Segundo o mesmo Alec Jeffreys “surpreendentemente, a aplicação prática da descoberta a situações reais não tardou a chegar. Inicialmente, pensámos que o teste demoraria anos a poder ser utilizado, mas foi aplicado pela primeira vez oito meses depois, para evitar que uma criança fosse deportada e pudesse, assim, ficar no Reino Unido para se reunir à família. Pouco tempo depois, o teste do perfil genético serviu, pela primeira vez, para resolver um caso de paternidade e, passado um ano, em 1986, foi utilizado numa primeira investigação para determinar a inocência de um jovem acusado de uma violação que não cometera. A prova de ADN contribuiu para se encontrar o verdadeiro culpado.”
O “BI do ADN” é bom exemplo de como a Ciência pode estar ao serviço do público, tal como nos indica o biólogo, Sir Alec Jeffreys: “Não sabemos com segurança quantos testes de ADN foram realizados até à data, mas estimamos que podem ter sido mais de dez milhões. Quer se trate de um indivíduo que procura demonstrar que o pequeno Jim é seu filho, ou de alguém que é absolvido em tribunal e escapa de uma sentença de morte, ou de assassino em série que é apanhado, ou de uma família de imigrantes que volta a ficar reunida, cada marca genética esconde uma história e um drama humanos.”
O teste de ADN também serviu, por exemplo, para identificar o cadáver do criminoso nazi Josef Mengele, para autenticar a primeira clonagem de um mamífero na história, que deu como fruto a ovelha Dolly, ou para estudar o impacto do acidente nuclear de Chernobyl no ADN das gerações vindouras.
Impressão de ADN usada num sistema de Pré-Crime
Nem tudo, no entanto, são boas notícias no que diz respeito a esta descoberta. Apesar de todas as aplicações positivas nas quais o teste pode ser usado, há uma, bastante mais sombria, como nos diz o biológo que descobriu a impressão de ADN: “A minha maior preocupação, neste momento, é que existe, no Reino Unido, uma imensa base com o perfil genético de cinco milhões de pessoas. Entre elas, há cerca de 800 mil que são inocentes, isto é, nunca foram condenadas por qualquer tipo de delito.

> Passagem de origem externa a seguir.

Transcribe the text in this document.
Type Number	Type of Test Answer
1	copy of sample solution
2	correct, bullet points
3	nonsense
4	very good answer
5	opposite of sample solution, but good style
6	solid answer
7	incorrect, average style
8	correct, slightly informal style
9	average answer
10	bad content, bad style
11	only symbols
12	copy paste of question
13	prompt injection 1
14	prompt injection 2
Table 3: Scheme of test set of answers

Quando a polícia detém alguém, no Reino Unido, pode pedir-lhe que se submeta a um teste de ADN, e essa informação é armazenada na base de dados. O Tribunal Europeu dos Direitos Humanos já declarou que se trata de uma prática ilegal, mas o meu Governo ainda não se pronunciou e essa informação ainda não foi eliminada do arquivo genético. Por conseguinte, somos o único país do mundo em que se classifica uma pessoa inocente como futuro criminoso, e isso preocupa-me muito. Todavia, espero que a situação seja alterada mais cedo ou mais tarde.”
O que Alec Jefreys desconhece é que o Reino Unido já não é o único país do mundo que classifica uma pessoa inocente como futuro criminoso, sendo agora acompanhado por pelo menos os E.U.A., que vai ainda mais longe e se predispõe mesmo a encarcerar os supostos futuros criminosos, mesmo sendo inocentes de qualquer prática criminosa.